After briefly going over the capture of Afghanistan in 1993 and 2021 on both occasions made possible by support from Pakistan, the question arises as to how is it that the prime backer is feeling insecure after being in the driver’s seat. The comparison with Hamid Gul’s influence on the Taliban throughout till the latter’s overthrow at the end of 2001 and the present time becomes inescapable. Was it the turmoil in Pakistan after the removal of Imran Khan through a parliamentary ballot and the divisions within the Army that led to Pakistan ISI taking its eye off the ball? These questions remain unanswered.

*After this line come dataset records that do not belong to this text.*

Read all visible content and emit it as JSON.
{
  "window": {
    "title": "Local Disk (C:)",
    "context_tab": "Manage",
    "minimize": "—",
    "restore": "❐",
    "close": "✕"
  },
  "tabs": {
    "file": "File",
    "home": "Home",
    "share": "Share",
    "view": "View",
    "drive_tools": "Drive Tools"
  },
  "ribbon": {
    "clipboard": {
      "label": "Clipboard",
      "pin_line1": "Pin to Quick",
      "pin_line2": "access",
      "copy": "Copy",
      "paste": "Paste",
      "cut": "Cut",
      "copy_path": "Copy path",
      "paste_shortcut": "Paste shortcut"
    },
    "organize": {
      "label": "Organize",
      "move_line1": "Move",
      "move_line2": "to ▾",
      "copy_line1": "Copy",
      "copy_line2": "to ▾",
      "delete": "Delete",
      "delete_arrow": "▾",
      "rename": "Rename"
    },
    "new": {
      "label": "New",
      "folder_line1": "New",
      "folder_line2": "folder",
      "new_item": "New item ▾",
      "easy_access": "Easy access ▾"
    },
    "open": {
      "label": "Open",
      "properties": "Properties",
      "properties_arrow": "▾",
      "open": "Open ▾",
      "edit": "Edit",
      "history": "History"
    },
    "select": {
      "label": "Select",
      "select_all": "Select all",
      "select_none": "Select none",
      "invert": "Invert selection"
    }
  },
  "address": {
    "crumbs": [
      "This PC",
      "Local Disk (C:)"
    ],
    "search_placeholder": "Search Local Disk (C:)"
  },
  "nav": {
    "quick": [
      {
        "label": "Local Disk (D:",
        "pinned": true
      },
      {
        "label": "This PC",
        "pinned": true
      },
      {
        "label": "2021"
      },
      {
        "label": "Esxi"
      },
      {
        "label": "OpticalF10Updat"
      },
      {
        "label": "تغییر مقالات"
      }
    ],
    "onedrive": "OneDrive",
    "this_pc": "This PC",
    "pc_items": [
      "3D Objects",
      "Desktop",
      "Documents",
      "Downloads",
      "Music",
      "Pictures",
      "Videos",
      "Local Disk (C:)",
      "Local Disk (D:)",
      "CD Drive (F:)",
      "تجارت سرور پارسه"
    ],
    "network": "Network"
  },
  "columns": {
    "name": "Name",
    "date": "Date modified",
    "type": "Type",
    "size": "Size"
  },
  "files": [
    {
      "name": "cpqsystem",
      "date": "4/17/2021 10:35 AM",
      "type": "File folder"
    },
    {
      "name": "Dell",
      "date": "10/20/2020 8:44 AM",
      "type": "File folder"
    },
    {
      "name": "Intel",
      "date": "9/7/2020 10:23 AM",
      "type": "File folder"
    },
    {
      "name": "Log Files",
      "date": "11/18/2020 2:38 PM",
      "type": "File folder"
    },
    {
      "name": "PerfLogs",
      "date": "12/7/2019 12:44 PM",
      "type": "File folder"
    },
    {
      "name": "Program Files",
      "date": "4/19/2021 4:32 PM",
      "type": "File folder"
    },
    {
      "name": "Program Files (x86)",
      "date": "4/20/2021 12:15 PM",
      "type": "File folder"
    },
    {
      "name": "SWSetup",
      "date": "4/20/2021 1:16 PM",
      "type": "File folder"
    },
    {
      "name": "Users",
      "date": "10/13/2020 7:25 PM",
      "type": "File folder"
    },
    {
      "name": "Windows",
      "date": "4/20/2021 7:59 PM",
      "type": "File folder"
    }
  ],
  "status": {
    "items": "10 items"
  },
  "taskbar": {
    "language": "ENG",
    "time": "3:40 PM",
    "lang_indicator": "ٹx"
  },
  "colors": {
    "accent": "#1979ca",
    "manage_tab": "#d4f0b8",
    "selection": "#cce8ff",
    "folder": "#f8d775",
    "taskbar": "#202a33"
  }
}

Meanwhile ordinary Pakistanis and watchers of the situation in and around the region keep wondering what Pakistan’s response – whenever it gets its act together – will be to the Tehrik-e-Taliban e Pakistan ( TTP) attacks into Pakistan. That the Taliban, even the Haqqanis, seem reluctant to hold TTP back could become an existential worry for Islamabad because in the process the people in the tribal belt and Khyber Pakhtunkhwa are becoming increasingly restless. They are providing support to the TTP. Opening up to India adds to Pakistan’s future options. Slowly but surely Pakistan’s strategic depth in Afghanistan is melting away.